Originally published as Genetics Published Articles Ahead of Print on March 4, 2007.

Genetics, Vol. 176, 139-150, May 2007, Copyright © 2007
doi:10.1534/genetics.107.070904

Transcriptional Control of Gluconeogenesis in Aspergillus nidulans

Michael J. Hynes*,1, Edyta Szewczyk*,2, Sandra L. Murray*, Yumi Suzuki*, Meryl A. Davis* and Heather M. Sealy-Lewis{dagger}

* Department of Genetics, University of Melbourne, Victoria, 3010 Australia and {dagger} Department of Biological Sciences, University of Hull, Hull HU6 7RX, England

1 Corresponding author: Department of Genetics, University of Melbourne, Victoria, 3010 Australia.
E-mail: mjhynes{at}unimelb.edu.au

Aspergillus nidulans can utilize carbon sources that result in the production of TCA cycle intermediates, thereby requiring gluconeogenesis.

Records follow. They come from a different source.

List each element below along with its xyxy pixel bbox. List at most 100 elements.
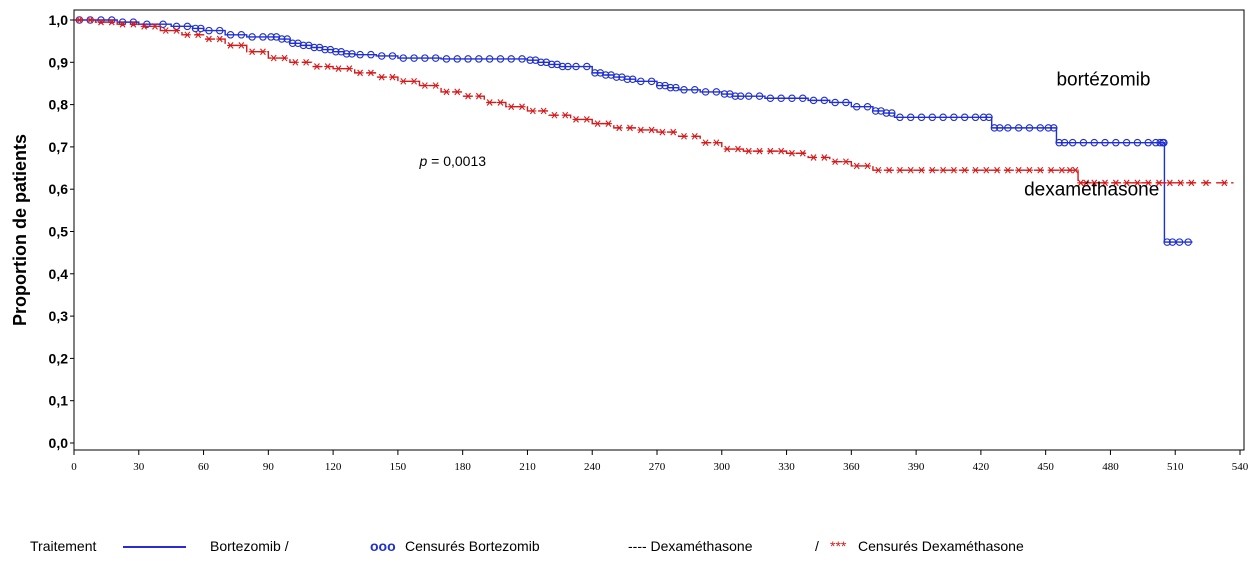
censor-marker-circle [1025,124,1034,132]
censor-marker-star [702,139,710,147]
censor-marker-circle [701,88,710,96]
legend-bortezomib-line [123,546,186,548]
censor-marker-star [831,158,839,166]
censor-marker-circle [788,94,796,103]
censor-marker-star [950,166,958,174]
censor-marker-circle [896,113,904,122]
censor-marker-star [615,124,623,132]
legend: Traitement Bortezomib / ooo Censurés Bor… [0,538,1255,558]
x-tick-label: 420 [973,461,990,473]
censor-marker-star [237,42,245,49]
x-tick-label: 510 [1167,461,1184,473]
censor-marker-star [1071,166,1079,174]
censor-marker-star [1090,179,1098,187]
censor-marker-circle [990,124,999,132]
censor-marker-circle [612,73,621,81]
censor-marker-circle [1163,238,1171,246]
censor-marker-star [874,166,882,174]
censor-marker-star [734,145,742,153]
censor-marker-circle [283,35,291,43]
censor-marker-star [993,166,1001,174]
censor-marker-star [820,154,828,161]
censor-marker-circle [278,35,286,43]
censor-marker-circle [537,58,545,67]
censor-marker-circle [485,55,494,63]
censor-marker-star [540,107,548,115]
censor-marker-star [842,158,850,166]
x-tick-label: 270 [649,461,666,473]
censor-marker-circle [1014,124,1023,132]
censor-marker-circle [882,109,891,117]
censor-marker-star [529,107,537,115]
censor-marker-circle [526,56,534,64]
x-tick-label: 30 [133,461,145,473]
censor-marker-star [205,35,213,43]
censor-marker-star [1036,166,1044,174]
censor-marker-star [1058,166,1066,174]
p-symbol: p [418,153,427,169]
legend-censor-b-label: Censurés Bortezomib [405,538,540,554]
censor-marker-circle [831,98,839,107]
censor-marker-star [669,128,677,136]
censor-marker-circle [348,50,356,58]
censor-marker-circle [736,92,745,100]
censor-marker-circle [191,24,200,33]
x-tick-label: 180 [454,461,471,473]
censor-marker-circle [960,113,969,122]
censor-marker-star [119,20,127,28]
censor-marker-star [442,88,450,96]
censor-marker-circle [547,60,556,69]
censor-marker-circle [1184,238,1192,246]
censor-marker-circle [197,24,205,33]
censor-marker-circle [809,96,818,105]
censor-marker-star [173,27,181,34]
censor-marker-star [766,147,774,155]
censor-marker-star [1004,166,1012,174]
legend-bortezomib: Bortezomib / [210,538,289,554]
censor-marker-circle [691,86,699,94]
censor-marker-circle [842,98,850,107]
y-tick-label: 0,4 [49,266,69,282]
series-layer [74,16,1234,246]
p-value: p = 0,0013 [418,153,486,169]
censor-marker-star [281,54,289,62]
annotation-bortezomib: bortézomib [1056,70,1150,91]
censor-marker-circle [777,94,785,103]
series-line-1 [74,19,1234,184]
censor-marker-star [691,132,699,140]
censor-marker-circle [680,86,688,94]
censor-marker-star [313,63,321,70]
censor-marker-circle [1055,138,1063,147]
censor-marker-star [378,73,386,81]
legend-censor-b-marker: ooo [370,538,396,554]
x-tick-label: 360 [843,461,860,473]
censor-marker-star [712,139,720,147]
censor-marker-star [302,58,310,66]
censor-marker-star [864,162,872,170]
censor-marker-star [626,124,634,132]
censor-marker-circle [97,16,105,24]
censor-marker-circle [1050,124,1058,132]
censor-marker-circle [518,55,526,63]
censor-marker-circle [1160,138,1168,147]
censor-marker-star [356,69,364,77]
censor-marker-circle [442,55,451,63]
censor-marker-star [1220,179,1228,187]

We have cloned the acuG gene encoding fructose-1,6 bisphosphatase and found that expression of this gene is regulated by carbon catabolite repression as well as by induction by a TCA cycle intermediate similar to the induction of the previously studied acuF gene encoding phosphoenolpyruvate carboxykinase. The acuN356 mutation results in loss of growth on gluconeogenic carbon sources. Cloning of acuN has shown that it encodes enolase, an enzyme involved in both glycolysis and gluconeogenesis. The acuN356 mutation is a translocation with a breakpoint in the 5' untranslated region resulting in loss of expression in response to gluconeogenic but not glycolytic carbon sources. Mutations in the acuK and acuM genes affect growth on carbon sources requiring gluconeogenesis and result in loss of induction of the acuF, acuN, and acuG genes by sources of TCA cycle intermediates. Isolation and sequencing of these genes has shown that they encode proteins with similar but distinct Zn(2) Cys(6) DNA-binding domains, suggesting a direct role in transcriptional control of gluconeogenic genes. These genes are conserved in other filamentous ascomycetes, indicating their significance for the regulation of carbon source utilization.